Ensemble, les religions sont un monument à l’ironie

La religion est un avatar ancien du très vieux conflit individualité/solidarité, le dualisme fondateur de l’organisation sociale.

Plus les groupes sont grands, moins la solidarité peut s’exercer. Elle s’efface devant la nécessité de l’individualisme. Un vaste groupe est beaucoup moins menacé qu’un petit. L’avantage procuré par un individu différent devient plus important que ses actions solidaires.
On assiste à un effondrement de la solidarité inter-individuelle au sein des grands ensembles, remplacée par un rassemblement autour de valeurs-repères, de nationalismes. Pépinière de conflits, de guerres meurtrières.
Ce fut, en réaction, l’origine des religions, et des philosophies spirituelles en général. Nul besoin de faire la promotion de l’individualisme dans les grands groupes ; il est déjà exacerbé. Les religions tentent de redonner l’avantage à la solidarité, aux valeurs communes à la masse, au détriment des différences individuelles.

Le bouddhisme va jusqu’à nier le concept du Soi, trop égotiste. Anātman est un concept d’impersonnalité, d’absence d’âme, faisant de l’esprit individuel un agrégat de réflexes conditionnés.
L’hindouisme, lui, fait la distinction entre le « petit » et le « grand » Soi. Le petit correspond à l’ego, cette minuscule partie souffrant dans un environnement hostile et qui est la limite courante de notre perception en tant qu’individu. Le grand Soi est la nature universelle de l’être humain, un pont entre lui et Dieu.
Le témoin désigne le principe conscient au-delà du mental terre à terre. C’est une expression fréquente dans les Yoga-sûtra. Il se dégage des activités contingentées du mental, est une conscience pure affranchie des nécessités terrestres.

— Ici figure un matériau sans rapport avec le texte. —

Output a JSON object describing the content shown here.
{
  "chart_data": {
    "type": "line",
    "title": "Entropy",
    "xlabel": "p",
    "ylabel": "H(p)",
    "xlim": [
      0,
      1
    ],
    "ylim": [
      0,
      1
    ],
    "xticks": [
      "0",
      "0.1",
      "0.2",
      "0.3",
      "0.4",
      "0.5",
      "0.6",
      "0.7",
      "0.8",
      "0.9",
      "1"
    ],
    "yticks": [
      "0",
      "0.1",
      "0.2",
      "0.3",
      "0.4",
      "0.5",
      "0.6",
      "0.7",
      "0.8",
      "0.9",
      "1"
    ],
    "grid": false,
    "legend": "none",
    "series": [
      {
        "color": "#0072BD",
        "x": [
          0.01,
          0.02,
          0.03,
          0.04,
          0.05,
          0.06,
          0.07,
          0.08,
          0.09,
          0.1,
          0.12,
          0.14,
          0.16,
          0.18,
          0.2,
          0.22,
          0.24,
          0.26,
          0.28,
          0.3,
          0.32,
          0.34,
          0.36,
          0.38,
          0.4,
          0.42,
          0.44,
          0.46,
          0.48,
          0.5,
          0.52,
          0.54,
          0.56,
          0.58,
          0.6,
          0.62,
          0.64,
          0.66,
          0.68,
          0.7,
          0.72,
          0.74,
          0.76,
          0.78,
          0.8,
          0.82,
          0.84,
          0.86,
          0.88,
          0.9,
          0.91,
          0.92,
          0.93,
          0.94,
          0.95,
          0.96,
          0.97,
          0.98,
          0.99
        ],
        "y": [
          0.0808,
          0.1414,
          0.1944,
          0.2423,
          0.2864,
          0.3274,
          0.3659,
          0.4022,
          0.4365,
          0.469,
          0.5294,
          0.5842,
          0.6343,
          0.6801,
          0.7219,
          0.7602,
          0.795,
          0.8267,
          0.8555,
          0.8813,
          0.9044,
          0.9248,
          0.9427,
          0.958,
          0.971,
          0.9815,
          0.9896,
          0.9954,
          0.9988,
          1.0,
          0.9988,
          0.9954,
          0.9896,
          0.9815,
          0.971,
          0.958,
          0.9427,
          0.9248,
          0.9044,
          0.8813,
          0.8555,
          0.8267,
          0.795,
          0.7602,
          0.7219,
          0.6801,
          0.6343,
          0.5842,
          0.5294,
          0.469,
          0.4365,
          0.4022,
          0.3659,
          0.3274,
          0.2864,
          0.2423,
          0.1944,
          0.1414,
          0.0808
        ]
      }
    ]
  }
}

C’est une ironie remarquable de voir que, sans aucune connaissance de ces philosophies indiennes, et sur des paradigmes purement rationnels, sociologiques et psychologiques, j’ai introduit des concepts parfaitement superposables dans la théorie polyconsciente :
Le petit Soi est la psociété individuelle. Le grand Soi est la conscience interconnectée de la société humaine. Dieu se cache derrière le pôle Réel, dont tout est issu. Notons à ce sujet que le concept oriental de Dieu transcende l’émotion ; il ne lui est plus inféodé, contrairement à l’orageux Dieu chrétien ou islamiste.
Enfin le Témoin est ce que j’ai appelé l’Observateur, l’examinateur de son propre Soi, qui permet de s’élever à un niveau d’auto-organisation supplémentaire.

Malgré tout la vision d’ensemble diffère. La polyconscience voit une productivité cardinale dans le conflit individu-Je vs société-Nous. Tandis que pour les Hindous l’ego n’est qu’une forme larvaire de l’individu, destiné à se fondre dans le Tout. On y retrouve cette adoration expresse pour l’Universel, symbole de la solidarité ultime, censée faire échec aux excès de l’égotisme.
La vison orientale de l’Universel est bien plus fidèle au pôle Réel. Cependant comme elle n’a rien à voir avec l’humain, le monisme forcé par la religion entraîne une perte de puissance. La vision occidentale est moins aveugle à notre dualisme fondamental ; mais surtout en faisant de Dieu une version magnifiée de l’Homme, sa religion donne à celui-ci, au contraire, un surcroît considérable de puissance sur le réel.
L’Histoire en a apporté la démonstration.

En d’autres termes, la philosophie orientale colle bien davantage à la réalité, celle que la science nous montre avec une précision croissante, mais nous décourage d’agir ; tandis que la philosophie occidentale a édifié une métaphysique prodigieusement illusoire, et ces mirages nous ont empli d’une incomparable énergie pour dominer le Réel…
L’histoire de notre espèce est un monument d’ironie.

Une réflexion sur « Ensemble, les religions sont un monument à l’ironie »

  1. Je ne comprends pas tout dans ce texte***, mais en tire deux explications pour ce qui m’anime actuellement:
    1) Parmi nos difficultés à accueillir les peuples en transhumance à cause des guerres, il y a aussi notre individualisme exacerbé.
    2) Dans mon évolution psychologique et spirituelle actuelle, je ne peux plus adhérer aux visions orientales ou occidentales, mais en tire ce qui est à mon niveau de compréhension la « substantifique moelle » et suis dirigé, peut-être, probablement, vers une sorte de polyconscience. Ma voie me mène vers un chamanisme occidental, c’est-à-dire sans plumes ni drogues.